イリスの質問した意味が理解出来ず尋ねる二人。

「機体を動かしてしまった以上、お前達は戦う道を選んだと言う事だろう。だが今なら戻れる。人を殺していないからな。だから聞く。お前達はこのまま戦うのか、それとも平和になったこの町で生きていくのかを。」

イリスの言った言葉の意味を知り葵と唯は思わず沈黙してしまう。
元暗殺者だからこそ聞けるのだろう。
今回はたまたまAIであったが、人だった場合、二人に一生のしかかる罪を負ってしまう。
その事を心配をする。
彼等はまだ汚れを知らないから……。

「私の願いとしては戦う道を選んで欲しくない。だが決めるのはお前達だ。」
「……分かりました。ですが俺は戦う道を選びたい。見ていて力が、皆を守れる力が欲しいと思ったから。」
「葵……」
「だから俺は戦う道を選ぶ。イリスさんの言う通りかもしれないけど、俺は守りたいから。」
「私もです。私も守りたいと思いました。
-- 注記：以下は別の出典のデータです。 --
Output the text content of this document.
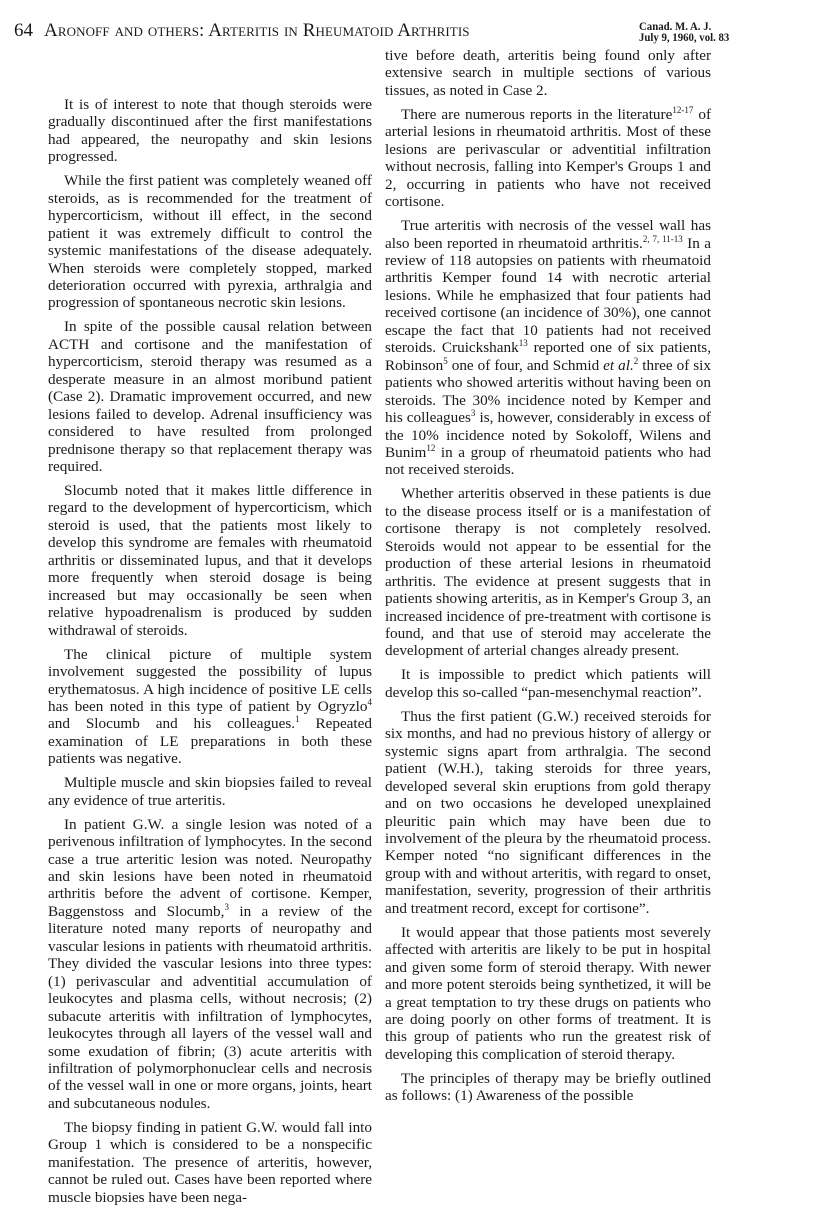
64 Aronoff and others: Arteritis in Rheumatoid Arthritis	Canad. M. A. J.
July 9, 1960, vol. 83

It is of interest to note that though steroids were gradually discontinued after the first manifestations had appeared, the neuropathy and skin lesions progressed.

While the first patient was completely weaned off steroids, as is recommended for the treatment of hypercorticism, without ill effect, in the second patient it was extremely difficult to control the systemic manifestations of the disease adequately. When steroids were completely stopped, marked deterioration occurred with pyrexia, arthralgia and progression of spontaneous necrotic skin lesions.

In spite of the possible causal relation between ACTH and cortisone and the manifestation of hypercorticism, steroid therapy was resumed as a desperate measure in an almost moribund patient (Case 2). Dramatic improvement occurred, and new lesions failed to develop. Adrenal insufficiency was considered to have resulted from prolonged prednisone therapy so that replacement therapy was required.

Slocumb noted that it makes little difference in regard to the development of hypercorticism, which steroid is used, that the patients most likely to develop this syndrome are females with rheumatoid arthritis or disseminated lupus, and that it develops more frequently when steroid dosage is being increased but may occasionally be seen when relative hypoadrenalism is produced by sudden withdrawal of steroids.

The clinical picture of multiple system involvement suggested the possibility of lupus erythematosus. A high incidence of positive LE cells has been noted in this type of patient by Ogryzlo$^4$ and Slocumb and his colleagues.$^1$ Repeated examination of LE preparations in both these patients was negative.

Multiple muscle and skin biopsies failed to reveal any evidence of true arteritis.

In patient G.W. a single lesion was noted of a perivenous infiltration of lymphocytes. In the second case a true arteritic lesion was noted. Neuropathy and skin lesions have been noted in rheumatoid arthritis before the advent of cortisone. Kemper, Baggenstoss and Slocumb,$^3$ in a review of the literature noted many reports of neuropathy and vascular lesions in patients with rheumatoid arthritis. They divided the vascular lesions into three types: (1) perivascular and adventitial accumulation of leukocytes and plasma cells, without necrosis; (2) subacute arteritis with infiltration of lymphocytes, leukocytes through all layers of the vessel wall and some exudation of fibrin; (3) acute arteritis with infiltration of polymorphonuclear cells and necrosis of the vessel wall in one or more organs, joints, heart and subcutaneous nodules.

The biopsy finding in patient G.W. would fall into Group 1 which is considered to be a nonspecific manifestation. The presence of arteritis, however, cannot be ruled out. Cases have been reported where muscle biopsies have been nega-

tive before death, arteritis being found only after extensive search in multiple sections of various tissues, as noted in Case 2.

There are numerous reports in the literature$^{12-17}$ of arterial lesions in rheumatoid arthritis. Most of these lesions are perivascular or adventitial infiltration without necrosis, falling into Kemper's Groups 1 and 2, occurring in patients who have not received cortisone.

True arteritis with necrosis of the vessel wall has also been reported in rheumatoid arthritis.$^{2, 7, 11-13}$ In a review of 118 autopsies on patients with rheumatoid arthritis Kemper found 14 with necrotic arterial lesions. While he emphasized that four patients had received cortisone (an incidence of 30%), one cannot escape the fact that 10 patients had not received steroids. Cruickshank$^{13}$ reported one of six patients, Robinson$^5$ one of four, and Schmid et al.$^2$ three of six patients who showed arteritis without having been on steroids. The 30% incidence noted by Kemper and his colleagues$^3$ is, however, considerably in excess of the 10% incidence noted by Sokoloff, Wilens and Bunim$^{12}$ in a group of rheumatoid patients who had not received steroids.

Whether arteritis observed in these patients is due to the disease process itself or is a manifestation of cortisone therapy is not completely resolved. Steroids would not appear to be essential for the production of these arterial lesions in rheumatoid arthritis. The evidence at present suggests that in patients showing arteritis, as in Kemper's Group 3, an increased incidence of pre-treatment with cortisone is found, and that use of steroid may accelerate the development of arterial changes already present.

It is impossible to predict which patients will develop this so-called “pan-mesenchymal reaction”.

Thus the first patient (G.W.) received steroids for six months, and had no previous history of allergy or systemic signs apart from arthralgia. The second patient (W.H.), taking steroids for three years, developed several skin eruptions from gold therapy and on two occasions he developed unexplained pleuritic pain which may have been due to involvement of the pleura by the rheumatoid process. Kemper noted “no significant differences in the group with and without arteritis, with regard to onset, manifestation, severity, progression of their arthritis and treatment record, except for cortisone”.

It would appear that those patients most severely affected with arteritis are likely to be put in hospital and given some form of steroid therapy. With newer and more potent steroids being synthetized, it will be a great temptation to try these drugs on patients who are doing poorly on other forms of treatment. It is this group of patients who run the greatest risk of developing this complication of steroid therapy.

The principles of therapy may be briefly outlined as follows: (1) Awareness of the possible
だから!」
「もう良い……」

唯の話を途中で止めさせるイリス。
そして一度ため息をつき葵達の方を向いた。

「そこまで言うなら私は何も言わない。だが覚えておけ。人を殺す事もあると言う事、そしてもし殺した相手が例え悪だとしても人殺しである事には変わり無いと言う事だ。」
「「………はい。」」

返事を聞き微かに笑みを浮かべるイリス。
確信したかものしれない、彼等なら間違いを起こさない、と。

「さて、暗い話は終わりにしましてクスハさん、龍王機の状態は何故ですか?」

話の流れを変える為かフィスは少し明るめな口調でクスハに問い掛ける。
その意図が分かったのかクスハも笑顔を見せ話し出す。

「もう大丈夫みたい。龍王機は私と違って強いから。新しい体も何の抵抗も無く受けてくれたし。」
「新しい体?何の事ですか?」
「それは、秘密です。」

クスハは人差し指を自分の口元に動かす。
その様子を見て安心したフィスは本題に移す。

「ではここでは他の皆様の迷惑になりますし行きましょうか。」
「えっ?何処へですか。」
「私達の仲間が居る軍基地、極東基地です。」

そう言ってフィスとイリスは不適な笑みを浮かべた。